Christie wrote her characters as absolutes, which is precisely the comfort and the appeal of her mysteries. It is a relief to read about known and unchangeable qualities in (fictional) others, a true mental relief. Because engagement in our here-and-now belies that. Sound bites change perception, and character is splayed out on cable shows, one relentlessly morphing interview at a time.
The pleasure of painting, by contrast, is the pleasure of a completed internal conversation, at least for the artist. I loved seeing the RBC Canadian Painting Exhibition at the Emily Carr University in Vancouver last fall for that reason; it was a room of finished thoughts expressed by young, emerging Canadian artists. The thoughts varied, of course, and some were more challenging. Some were pristine. I found the acrylics by Elizabeth Grant particularly compelling. But funnily enough, Arabella Campbell, the winner of the competition, had a lot of nothing to say about the nothing that inhabits a lot of art. Her winning composition presented the structure beneath a painting. It was also seemingly about the inner state of nothing that often precedes the work (because honestly some of the best stuff comes from a blank mind) and the blankness you are left with after you get a composition out of you and onto canvas.

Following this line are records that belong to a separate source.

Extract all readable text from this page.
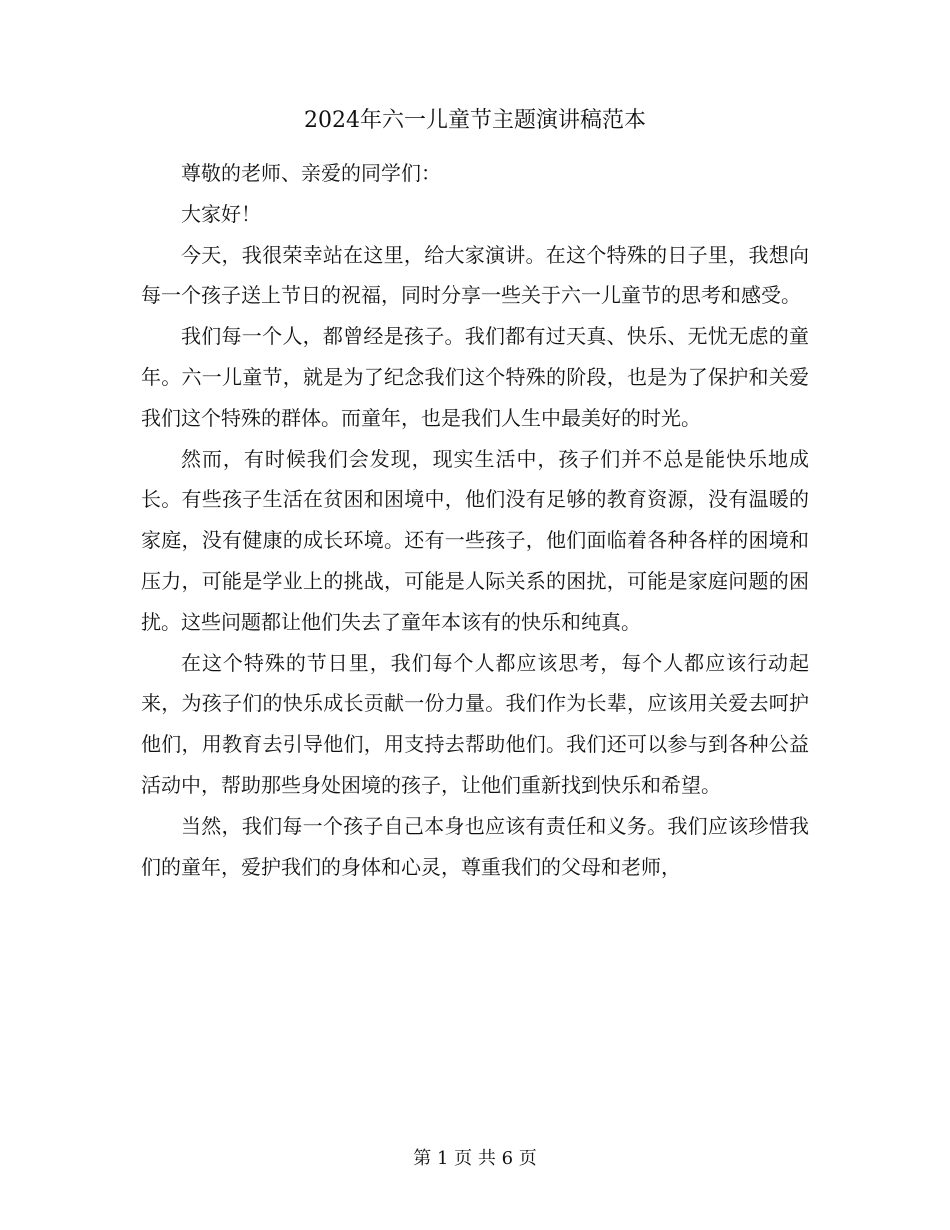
2024年六一儿童节主题演讲稿范本

尊敬的老师、亲爱的同学们：

大家好！

今天，我很荣幸站在这里，给大家演讲。在这个特殊的日子里，我想向每一个孩子送上节日的祝福，同时分享一些关于六一儿童节的思考和感受。

我们每一个人，都曾经是孩子。我们都有过天真、快乐、无忧无虑的童年。六一儿童节，就是为了纪念我们这个特殊的阶段，也是为了保护和关爱我们这个特殊的群体。而童年，也是我们人生中最美好的时光。

然而，有时候我们会发现，现实生活中，孩子们并不总是能快乐地成长。有些孩子生活在贫困和困境中，他们没有足够的教育资源，没有温暖的家庭，没有健康的成长环境。还有一些孩子，他们面临着各种各样的困境和压力，可能是学业上的挑战，可能是人际关系的困扰，可能是家庭问题的困扰。这些问题都让他们失去了童年本该有的快乐和纯真。

在这个特殊的节日里，我们每个人都应该思考，每个人都应该行动起来，为孩子们的快乐成长贡献一份力量。我们作为长辈，应该用关爱去呵护他们，用教育去引导他们，用支持去帮助他们。我们还可以参与到各种公益活动中，帮助那些身处困境的孩子，让他们重新找到快乐和希望。

当然，我们每一个孩子自己本身也应该有责任和义务。我们应该珍惜我们的童年，爱护我们的身体和心灵，尊重我们的父母和老师，

第 1 页 共 6 页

What struck me as funny is that compared to the other work in the show, Campbell's did not take me anywhere other than where I was - - namely, in a big white room at Emily Carr looking at (or in this case for) paintings.

And no, I am not going to follow that with a Seinfeld-esque "not that there's anything wrong with that" sentiment. There IS something wrong with that, especially if your compatriots in the same show are grappling with ideas like the fear of overloading oneself with sensory experiences, or the eeriness of nocturnal suburbia, while also displaying dexterity with paint and color and some intellectual discernment. I don't perceive that a work of art does anything much in and of itself, but it is good when you as the viewer can find in the work evidence of that artist's internal conversation - - or an idea or image to attach oneself to, an attachment that lingers after the viewing, and changes one's own mental lineup.